I am self studying Galois theory through lecture notes but I am not able to find a reason why an argument should hold.
Please help.
Argument is - Let $K$ be a field and $f(x)$ belonging to $K[x]$ be irreducible, separable polynomial of degree $3$.Then if Galois group of $f$ is $S_3$ , then there are $4$ proper intermediate fields, $K(\delta)$ , $K(a)$ , $K(b)$ , $K(c)$, where $a$, $b$, $c$ are roots of $f$ and $\delta$ is discriminant raised to power $\frac{1}{2}$
Can someone please tell why there must be $4$ intermediate fields.
Let $L$ be the splitting field of $f$ over $K$.
The Galois correspondence provides a one-to-one correspondence between the intermediate fields of $L/K$ and the subgroups of $S_3$.

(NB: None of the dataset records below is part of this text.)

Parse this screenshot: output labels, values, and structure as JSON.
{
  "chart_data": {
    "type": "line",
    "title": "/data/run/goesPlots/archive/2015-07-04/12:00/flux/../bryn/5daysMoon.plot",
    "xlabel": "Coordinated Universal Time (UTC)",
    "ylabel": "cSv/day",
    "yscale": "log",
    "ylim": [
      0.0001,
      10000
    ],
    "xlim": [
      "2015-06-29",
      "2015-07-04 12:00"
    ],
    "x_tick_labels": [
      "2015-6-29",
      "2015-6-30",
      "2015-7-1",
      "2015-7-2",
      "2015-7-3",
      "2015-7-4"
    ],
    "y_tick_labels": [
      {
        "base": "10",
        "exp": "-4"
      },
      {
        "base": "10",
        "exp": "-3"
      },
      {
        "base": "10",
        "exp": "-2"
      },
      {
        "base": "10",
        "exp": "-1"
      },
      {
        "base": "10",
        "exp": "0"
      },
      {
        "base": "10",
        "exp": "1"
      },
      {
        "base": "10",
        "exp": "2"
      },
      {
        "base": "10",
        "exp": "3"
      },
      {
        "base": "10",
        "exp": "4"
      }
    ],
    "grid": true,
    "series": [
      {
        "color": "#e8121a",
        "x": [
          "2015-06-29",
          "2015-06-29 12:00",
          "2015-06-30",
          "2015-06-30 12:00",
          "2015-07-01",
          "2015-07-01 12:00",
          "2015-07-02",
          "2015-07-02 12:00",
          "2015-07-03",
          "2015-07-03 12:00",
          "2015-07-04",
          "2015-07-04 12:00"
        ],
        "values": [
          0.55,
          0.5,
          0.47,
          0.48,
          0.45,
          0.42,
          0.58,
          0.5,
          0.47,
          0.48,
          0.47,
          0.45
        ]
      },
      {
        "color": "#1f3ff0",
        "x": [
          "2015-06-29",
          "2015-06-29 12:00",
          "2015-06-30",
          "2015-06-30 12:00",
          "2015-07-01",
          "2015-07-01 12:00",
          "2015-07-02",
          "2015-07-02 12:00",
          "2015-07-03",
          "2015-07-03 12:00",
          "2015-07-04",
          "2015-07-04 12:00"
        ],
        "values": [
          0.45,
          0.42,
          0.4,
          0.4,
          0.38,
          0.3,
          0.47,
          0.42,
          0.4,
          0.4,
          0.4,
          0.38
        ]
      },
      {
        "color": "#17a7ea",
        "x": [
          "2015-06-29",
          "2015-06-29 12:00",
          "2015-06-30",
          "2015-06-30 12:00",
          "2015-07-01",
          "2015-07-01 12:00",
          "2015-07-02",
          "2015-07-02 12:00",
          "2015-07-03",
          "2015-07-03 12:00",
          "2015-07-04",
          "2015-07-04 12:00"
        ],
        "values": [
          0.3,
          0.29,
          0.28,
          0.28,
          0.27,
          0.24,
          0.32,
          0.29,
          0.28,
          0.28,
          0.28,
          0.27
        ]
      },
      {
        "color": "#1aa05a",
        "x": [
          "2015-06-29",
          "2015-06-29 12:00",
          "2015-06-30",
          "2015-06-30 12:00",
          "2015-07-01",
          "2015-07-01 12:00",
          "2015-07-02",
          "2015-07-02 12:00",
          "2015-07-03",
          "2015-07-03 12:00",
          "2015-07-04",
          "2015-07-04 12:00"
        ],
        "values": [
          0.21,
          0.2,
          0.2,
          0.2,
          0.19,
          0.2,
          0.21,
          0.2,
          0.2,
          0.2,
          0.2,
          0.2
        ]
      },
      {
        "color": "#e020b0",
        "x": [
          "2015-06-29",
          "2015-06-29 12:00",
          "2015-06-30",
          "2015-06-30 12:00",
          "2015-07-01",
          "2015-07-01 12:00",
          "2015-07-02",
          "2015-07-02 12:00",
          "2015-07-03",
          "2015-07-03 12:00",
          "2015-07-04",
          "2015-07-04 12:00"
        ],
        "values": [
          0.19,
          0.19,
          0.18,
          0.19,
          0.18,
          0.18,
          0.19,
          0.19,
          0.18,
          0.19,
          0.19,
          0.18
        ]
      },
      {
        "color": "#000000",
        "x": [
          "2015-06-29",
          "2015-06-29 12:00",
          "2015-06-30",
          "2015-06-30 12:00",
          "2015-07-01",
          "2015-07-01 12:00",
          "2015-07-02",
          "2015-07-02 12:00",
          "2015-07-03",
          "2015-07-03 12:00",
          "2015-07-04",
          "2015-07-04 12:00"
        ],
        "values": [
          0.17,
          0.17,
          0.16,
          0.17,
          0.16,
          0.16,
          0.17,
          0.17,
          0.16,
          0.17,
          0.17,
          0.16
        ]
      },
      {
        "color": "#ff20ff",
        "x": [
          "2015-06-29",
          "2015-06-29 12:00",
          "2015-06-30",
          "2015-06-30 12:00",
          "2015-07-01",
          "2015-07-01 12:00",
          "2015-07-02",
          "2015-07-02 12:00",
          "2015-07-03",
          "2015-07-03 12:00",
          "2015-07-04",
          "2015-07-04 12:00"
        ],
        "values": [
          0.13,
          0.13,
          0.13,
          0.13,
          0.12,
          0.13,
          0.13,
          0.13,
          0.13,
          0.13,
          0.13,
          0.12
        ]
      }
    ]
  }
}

From group theory, we know that $S_3=\{(),(12),(13),(23),(123),(132) \}$ contains three subgroups of order $2$ (= index 3) (the transpositions $(12),(13)$ and $(23)$) and one subgroup of order 3 (= index 2), which is $A_3$.
It is well-known (see also this thread) that the intermediate field corresponding to $A_3$ is generated by $\sqrt{\Delta}$, where $\Delta$ is the discriminant. Then the other three subgroups are then exactly the ones generated by a root of $f$, since $f$ is irreducible.